Y con eso salté a la lluvia. Oí un solo tiro y sentí un escozor en la es­palda, pero para entonces ya corría cuesta abajo con todo el ímpetu de una gran piedra que cae, y nada po­día detenerme. Minakawa logró por fin darme alcance. Por su extraña mirada, deduje que me debió de no­tar una expresión de loco.

—¿ Te sientes bien ? —me pre­guntó.

Con aquellas palabras volví en mí, y de repente sentí el dolor. Me levanté la camisa para que me pu­diera examinar la espalda.

—Tienes suerte —me dijo—: no es más que un rozón.

Era un consuelo tener a Mina­kawa a mi lado. Me vendó la herida con una tira de tela. Yo sabía exac­tamente lo que pensaba : que si yo hubiera muerto, él habría perdido la voluntad de seguir adelante. Tam­bién yo pensaba eso. El incidente nos había conmovido profundamen­te a ambos.

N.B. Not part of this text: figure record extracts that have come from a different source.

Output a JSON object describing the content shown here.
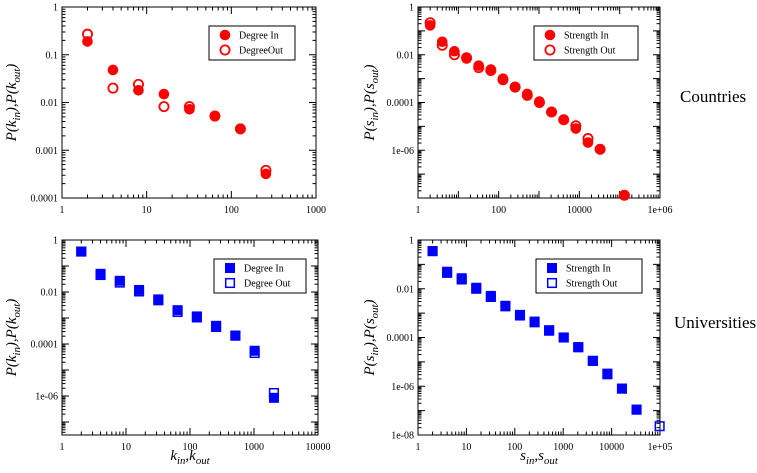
{
  "row_labels": {
    "top": "Countries",
    "bottom": "Universities"
  },
  "colors": {
    "red": "#ff0000",
    "blue": "#0000ff"
  },
  "chart_data": [
    {
      "id": "countries-degree",
      "type": "scatter",
      "xscale": "log",
      "yscale": "log",
      "xlim": [
        1,
        1000
      ],
      "ylim": [
        0.0001,
        1
      ],
      "xticks": [
        "1",
        "10",
        "100",
        "1000"
      ],
      "yticks": [
        "0.0001",
        "0.001",
        "0.01",
        "0.1",
        "1"
      ],
      "ylabel": {
        "main": "P(k",
        "sub1": "in",
        "mid": "),P(k",
        "sub2": "out",
        "end": ")"
      },
      "xlabel": null,
      "series": [
        {
          "name": "Degree In",
          "marker": "filled-circle",
          "color": "#ff0000",
          "points": [
            [
              2,
              0.19
            ],
            [
              4,
              0.048
            ],
            [
              8,
              0.018
            ],
            [
              16,
              0.015
            ],
            [
              32,
              0.0072
            ],
            [
              64,
              0.0052
            ],
            [
              128,
              0.0028
            ],
            [
              256,
              0.00032
            ]
          ]
        },
        {
          "name": "DegreeOut",
          "marker": "open-circle",
          "color": "#ff0000",
          "points": [
            [
              2,
              0.27
            ],
            [
              4,
              0.02
            ],
            [
              8,
              0.024
            ],
            [
              16,
              0.0082
            ],
            [
              32,
              0.0082
            ],
            [
              64,
              0.0052
            ],
            [
              128,
              0.0028
            ],
            [
              256,
              0.00038
            ]
          ]
        }
      ]
    },
    {
      "id": "countries-strength",
      "type": "scatter",
      "xscale": "log",
      "yscale": "log",
      "xlim": [
        1,
        1000000
      ],
      "ylim": [
        1e-08,
        1
      ],
      "xticks": [
        "1",
        "100",
        "10000",
        "1e+06"
      ],
      "yticks": [
        "1e-06",
        "0.0001",
        "0.01",
        "1"
      ],
      "ylabel": {
        "main": "P(s",
        "sub1": "in",
        "mid": "),P(s",
        "sub2": "out",
        "end": ")"
      },
      "xlabel": null,
      "series": [
        {
          "name": "Strength In",
          "marker": "filled-circle",
          "color": "#ff0000",
          "points": [
            [
              2,
              0.17
            ],
            [
              4,
              0.035
            ],
            [
              8,
              0.014
            ],
            [
              16,
              0.007
            ],
            [
              32,
              0.0035
            ],
            [
              64,
              0.0024
            ],
            [
              128,
              0.001
            ],
            [
              256,
              0.00045
            ],
            [
              512,
              0.00023
            ],
            [
              1024,
              0.00011
            ],
            [
              2048,
              4e-05
            ],
            [
              4096,
              1.9e-05
            ],
            [
              8192,
              8.1e-06
            ],
            [
              16384,
              2.1e-06
            ],
            [
              32768,
              1.1e-06
            ],
            [
              131072,
              1.3e-08
            ]
          ]
        },
        {
          "name": "Strength Out",
          "marker": "open-circle",
          "color": "#ff0000",
          "points": [
            [
              2,
              0.22
            ],
            [
              4,
              0.025
            ],
            [
              8,
              0.01
            ],
            [
              16,
              0.0075
            ],
            [
              32,
              0.0029
            ],
            [
              64,
              0.0022
            ],
            [
              128,
              0.0009
            ],
            [
              256,
              0.00044
            ],
            [
              512,
              0.0002
            ],
            [
              1024,
              0.0001
            ],
            [
              2048,
              4e-05
            ],
            [
              4096,
              1.9e-05
            ],
            [
              8192,
              1.06e-05
            ],
            [
              16384,
              3.1e-06
            ],
            [
              32768,
              1.1e-06
            ],
            [
              131072,
              1.3e-08
            ]
          ]
        }
      ]
    },
    {
      "id": "universities-degree",
      "type": "scatter",
      "xscale": "log",
      "yscale": "log",
      "xlim": [
        1,
        10000
      ],
      "ylim": [
        3.16e-08,
        1
      ],
      "xticks": [
        "1",
        "10",
        "100",
        "1000",
        "10000"
      ],
      "yticks": [
        "1e-06",
        "0.0001",
        "0.01",
        "1"
      ],
      "ylabel": {
        "main": "P(k",
        "sub1": "in",
        "mid": "),P(k",
        "sub2": "out",
        "end": ")"
      },
      "xlabel": {
        "main": "k",
        "sub1": "in",
        "mid": ",k",
        "sub2": "out",
        "end": ""
      },
      "series": [
        {
          "name": "Degree In",
          "marker": "filled-square",
          "color": "#0000ff",
          "points": [
            [
              2,
              0.36
            ],
            [
              4,
              0.05
            ],
            [
              8,
              0.027
            ],
            [
              16,
              0.012
            ],
            [
              32,
              0.0052
            ],
            [
              64,
              0.002
            ],
            [
              128,
              0.00115
            ],
            [
              256,
              0.0005
            ],
            [
              512,
              0.00021
            ],
            [
              1024,
              5.5e-05
            ],
            [
              2048,
              8.5e-07
            ]
          ]
        },
        {
          "name": "Degree Out",
          "marker": "open-square",
          "color": "#0000ff",
          "points": [
            [
              2,
              0.36
            ],
            [
              4,
              0.045
            ],
            [
              8,
              0.023
            ],
            [
              16,
              0.0105
            ],
            [
              32,
              0.0048
            ],
            [
              64,
              0.0017
            ],
            [
              128,
              0.00105
            ],
            [
              256,
              0.00045
            ],
            [
              512,
              0.00021
            ],
            [
              1024,
              4.5e-05
            ],
            [
              2048,
              1.3e-06
            ]
          ]
        }
      ]
    },
    {
      "id": "universities-strength",
      "type": "scatter",
      "xscale": "log",
      "yscale": "log",
      "xlim": [
        1,
        100000
      ],
      "ylim": [
        1e-08,
        1
      ],
      "xticks": [
        "1",
        "10",
        "100",
        "1000",
        "10000",
        "1e+05"
      ],
      "yticks": [
        "1e-08",
        "1e-06",
        "0.0001",
        "0.01",
        "1"
      ],
      "ylabel": {
        "main": "P(s",
        "sub1": "in",
        "mid": "),P(s",
        "sub2": "out",
        "end": ")"
      },
      "xlabel": {
        "main": "s",
        "sub1": "in",
        "mid": ",s",
        "sub2": "out",
        "end": ""
      },
      "series": [
        {
          "name": "Strength In",
          "marker": "filled-square",
          "color": "#0000ff",
          "points": [
            [
              2,
              0.35
            ],
            [
              4,
              0.05
            ],
            [
              8,
              0.027
            ],
            [
              16,
              0.011
            ],
            [
              32,
              0.0051
            ],
            [
              64,
              0.002
            ],
            [
              128,
              0.00085
            ],
            [
              256,
              0.00045
            ],
            [
              512,
              0.0002
            ],
            [
              1024,
              0.0001
            ],
            [
              2048,
              4e-05
            ],
            [
              4096,
              1.1e-05
            ],
            [
              8192,
              3.3e-06
            ],
            [
              16384,
              8e-07
            ],
            [
              32768,
              1.1e-07
            ]
          ]
        },
        {
          "name": "Strength Out",
          "marker": "open-square",
          "color": "#0000ff",
          "points": [
            [
              2,
              0.35
            ],
            [
              4,
              0.045
            ],
            [
              8,
              0.024
            ],
            [
              16,
              0.01
            ],
            [
              32,
              0.0046
            ],
            [
              64,
              0.0019
            ],
            [
              128,
              0.0008
            ],
            [
              256,
              0.00042
            ],
            [
              512,
              0.00019
            ],
            [
              1024,
              0.0001
            ],
            [
              2048,
              4e-05
            ],
            [
              4096,
              1.1e-05
            ],
            [
              8192,
              3.1e-06
            ],
            [
              16384,
              8e-07
            ],
            [
              32768,
              1.1e-07
            ],
            [
              98304,
              2.3e-08
            ]
          ]
        }
      ]
    }
  ]
}
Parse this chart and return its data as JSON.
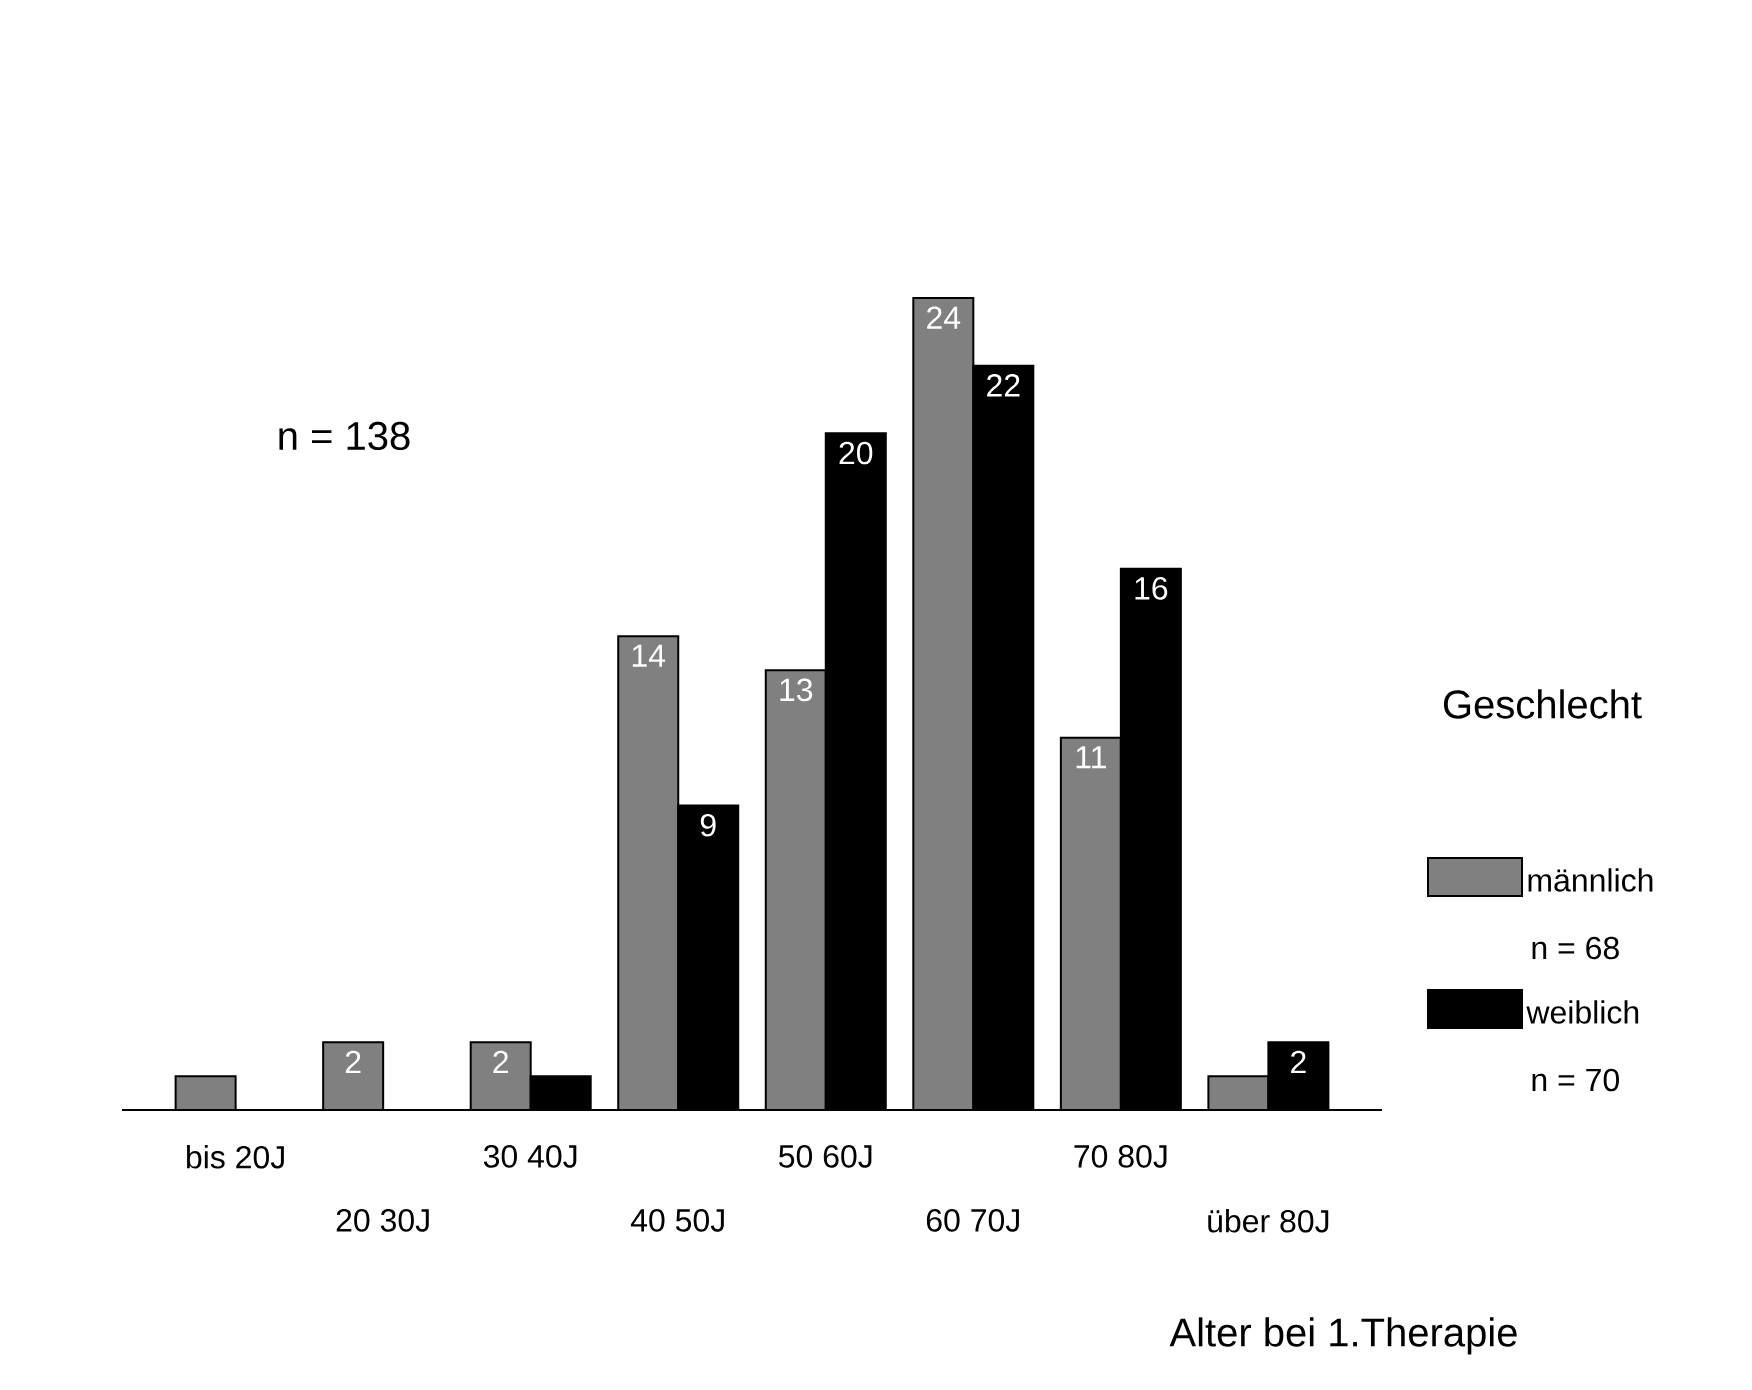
{
  "chart_data": {
    "type": "bar",
    "categories": [
      "bis 20J",
      "20 30J",
      "30 40J",
      "40 50J",
      "50 60J",
      "60 70J",
      "70 80J",
      "über 80J"
    ],
    "series": [
      {
        "name": "männlich",
        "color": "#808080",
        "values": [
          1,
          2,
          2,
          14,
          13,
          24,
          11,
          1
        ],
        "value_labels": [
          null,
          "2",
          "2",
          "14",
          "13",
          "24",
          "11",
          null
        ]
      },
      {
        "name": "weiblich",
        "color": "#000000",
        "values": [
          0,
          0,
          1,
          9,
          20,
          22,
          16,
          2
        ],
        "value_labels": [
          null,
          null,
          null,
          "9",
          "20",
          "22",
          "16",
          "2"
        ]
      }
    ],
    "xlabel": "Alter bei 1.Therapie",
    "legend_title": "Geschlecht",
    "legend": "right",
    "annotations": [
      "n = 138",
      "n = 68",
      "n = 70"
    ]
  }
}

Por fin subimos otra vez a nues­tro refugio, a paso muy lento. La lluvia caía torrencialmente, salpi­cando en las hojas y abriendo surcos en la ladera de la colina. Yo estaba conforme en dejar que Minakawa fuera adelante. No nos teníamos que advertir que tuviéramos cui­dado.

"Cerro del Triángulo"

LAS RONDAS de patrullas fueron muy poco frecuentes después de eso. La vida nos hubiese resultado más llevadera a no ser que cada vez sen­tíamos más los efectos de la desnu­trición y ya andábamos medio so­námbulos. Nos quedaban pocas fuerzas para recoger alimentos, co­mo no fueran las papas rosa, pero una noche vimos un pollo entre los árboles, y a la mañana siguiente Mi­nakawa sal¡ó con ánimo de darle ca­za. Yo me sentía demasiado cansa­do para acompañarlo.

Recostado dentro del refugio, el vacío en el estómago me mantenía inquieto. Como Minakawa no vol­vía cuando yo esperaba, comencé a preocuparme. Siempre nos propo­níamos regresar a las dos horas; Mi­nakawa ya faltaba hacía tres.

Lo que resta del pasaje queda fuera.